Primary Healthcare Must Prevail
India’s health policy is increasingly drifting toward wellness branding and digitalisation, while the most urgent need—affordable curative care—remains inadequately addressed. Public health must reconnect with people’s immediate requirements rather than rely on populist schemes or data-centric initiatives.
Public Health Policy and Its Role
Public health policy is central to improving population health and enabling India to harness its demographic dividend. Universal Health Coverage (UHC) must ensure access without financial hardship, guided by evidence and measurable outcomes. Rising private-sector costs and weak public facilities highlight the urgent need to prioritise curative care.
Wellness Centres: Promise and Pitfalls
The Ayushman Bharat Health and Wellness Centres, launched in 2018, sought to strengthen grassroots infrastructure. Yet, renaming sub-centres, PHCs, and CHCs under a common prefix blurred their distinct roles. The wellness narrative shifted focus from population health outcomes to individual well-being—an approach difficult to measure and prone to neglecting structural determinants like poverty, sanitation, and nutrition.

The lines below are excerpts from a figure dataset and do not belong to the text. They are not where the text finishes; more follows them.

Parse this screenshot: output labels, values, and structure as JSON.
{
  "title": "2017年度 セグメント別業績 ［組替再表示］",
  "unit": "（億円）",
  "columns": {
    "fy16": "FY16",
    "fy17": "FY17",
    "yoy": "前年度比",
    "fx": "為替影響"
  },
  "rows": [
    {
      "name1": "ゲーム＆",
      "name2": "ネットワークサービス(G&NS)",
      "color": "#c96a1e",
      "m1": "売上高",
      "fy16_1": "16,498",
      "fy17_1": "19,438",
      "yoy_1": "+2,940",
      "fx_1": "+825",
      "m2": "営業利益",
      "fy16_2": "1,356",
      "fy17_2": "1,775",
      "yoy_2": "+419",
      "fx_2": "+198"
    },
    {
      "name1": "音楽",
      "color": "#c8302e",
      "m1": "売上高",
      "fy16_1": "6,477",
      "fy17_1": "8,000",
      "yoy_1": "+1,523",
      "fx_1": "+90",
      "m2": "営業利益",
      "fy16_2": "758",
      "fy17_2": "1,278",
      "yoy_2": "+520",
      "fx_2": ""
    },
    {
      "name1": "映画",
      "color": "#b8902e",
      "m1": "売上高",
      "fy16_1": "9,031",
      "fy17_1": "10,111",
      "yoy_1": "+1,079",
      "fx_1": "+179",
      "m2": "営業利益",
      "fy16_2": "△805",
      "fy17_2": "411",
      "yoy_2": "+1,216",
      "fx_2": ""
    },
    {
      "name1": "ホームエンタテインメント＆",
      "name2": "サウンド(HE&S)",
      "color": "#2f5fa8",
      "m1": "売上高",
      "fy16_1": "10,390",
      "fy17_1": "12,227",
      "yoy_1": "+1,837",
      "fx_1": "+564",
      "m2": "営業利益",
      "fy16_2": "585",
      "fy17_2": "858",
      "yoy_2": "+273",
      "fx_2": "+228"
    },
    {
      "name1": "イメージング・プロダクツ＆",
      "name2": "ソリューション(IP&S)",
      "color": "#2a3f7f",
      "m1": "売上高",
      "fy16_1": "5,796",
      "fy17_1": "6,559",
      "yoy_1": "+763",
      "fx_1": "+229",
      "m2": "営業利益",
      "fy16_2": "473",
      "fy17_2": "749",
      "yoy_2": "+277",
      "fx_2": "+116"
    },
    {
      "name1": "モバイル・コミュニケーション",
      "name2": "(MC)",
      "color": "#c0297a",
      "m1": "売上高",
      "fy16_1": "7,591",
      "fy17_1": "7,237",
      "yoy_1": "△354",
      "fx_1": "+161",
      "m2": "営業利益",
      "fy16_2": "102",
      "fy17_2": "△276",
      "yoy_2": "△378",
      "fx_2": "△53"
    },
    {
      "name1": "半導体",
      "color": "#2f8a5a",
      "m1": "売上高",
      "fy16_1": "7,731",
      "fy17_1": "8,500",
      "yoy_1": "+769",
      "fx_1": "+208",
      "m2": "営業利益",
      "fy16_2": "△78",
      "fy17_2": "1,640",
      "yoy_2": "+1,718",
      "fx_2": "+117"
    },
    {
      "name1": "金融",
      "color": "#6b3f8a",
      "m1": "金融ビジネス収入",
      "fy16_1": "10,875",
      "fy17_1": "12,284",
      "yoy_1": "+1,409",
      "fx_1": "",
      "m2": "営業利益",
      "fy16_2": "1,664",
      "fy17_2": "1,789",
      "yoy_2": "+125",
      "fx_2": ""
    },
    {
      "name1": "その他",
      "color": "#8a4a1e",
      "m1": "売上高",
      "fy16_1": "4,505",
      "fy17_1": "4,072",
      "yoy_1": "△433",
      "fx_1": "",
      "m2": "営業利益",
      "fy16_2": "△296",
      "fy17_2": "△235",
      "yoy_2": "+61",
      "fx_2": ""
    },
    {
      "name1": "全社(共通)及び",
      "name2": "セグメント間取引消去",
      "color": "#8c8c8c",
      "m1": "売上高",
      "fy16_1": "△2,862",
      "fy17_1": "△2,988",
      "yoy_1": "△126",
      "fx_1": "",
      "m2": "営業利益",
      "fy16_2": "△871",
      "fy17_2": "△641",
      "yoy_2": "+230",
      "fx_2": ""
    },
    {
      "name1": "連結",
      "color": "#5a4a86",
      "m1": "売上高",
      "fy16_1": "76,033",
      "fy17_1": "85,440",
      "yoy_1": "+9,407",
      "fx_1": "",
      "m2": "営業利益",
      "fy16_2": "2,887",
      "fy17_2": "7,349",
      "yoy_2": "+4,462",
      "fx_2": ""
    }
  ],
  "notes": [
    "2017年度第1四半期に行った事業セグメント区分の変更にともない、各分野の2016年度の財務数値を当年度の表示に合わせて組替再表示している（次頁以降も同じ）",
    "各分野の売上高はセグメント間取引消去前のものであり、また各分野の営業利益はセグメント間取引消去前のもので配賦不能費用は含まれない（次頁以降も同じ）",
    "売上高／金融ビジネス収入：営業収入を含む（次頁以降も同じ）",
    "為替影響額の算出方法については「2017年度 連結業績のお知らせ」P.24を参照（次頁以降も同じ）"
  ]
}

Health Promotion vs. Wellness
Health promotion offers a more suitable public health framework, recognising social and environmental conditions that shape health outcomes. Unlike wellness, which emphasises individual responsibility, health promotion enables measurable outcomes such as service coverage, disease burden, and mortality reduction. Excessive reliance on wellness risks diluting the public health agenda.
Digital Health Mission: Data Without Delivery
The Ayushman Bharat Digital Health Mission (ABDHM) aims to create digital health IDs and registries. While useful for information management, digital records cannot substitute for doctors, medicines, or hospitals. Allocating significant funds to ABDHM without linking it to improved access raises concerns about misplaced priorities.
Barriers to Access
India’s health-care crisis is defined by unaffordable private care, poor-quality public facilities, and infrastructure deficits. Out-of-pocket expenditure continues to push households into financial distress. Affordable curative care—emergency services, chronic disease management, maternal and child health—remains the most pressing need.
Governance Challenges
Weak public institutions, policy mismatches, and implementation deficits undermine health outcomes. Renaming centres or digitising records does not automatically improve service delivery. Policies centred on wellness and data risk becoming provider-driven rather than people-focused.
The Way Forward
-
Strengthen PHCs, CHCs, and sub-centres with staff, medicines, diagnostics, and referral systems.
-
Prioritise affordable curative care as the core of public health.
-
Increase public spending to reduce out-of-pocket costs.
-
Measure outcomes through morbidity, mortality, access, and affordability indicators.
-
Integrate digital health with service delivery and insurance support.
-
Address social determinants—nutrition, sanitation, water, housing, and income.
-
Build preventive and promotive care on population-level health promotion.
-
Ensure independent evaluation and accountability.
Conclusion
India’s health policy must return to basics: strong public institutions, affordable curative care, and measurable outcomes. Wellness narratives and digitalisation are valuable, but they cannot replace the foundational need for accessible, quality healthcare. Primary healthcare must remain the backbone of India’s public health architecture.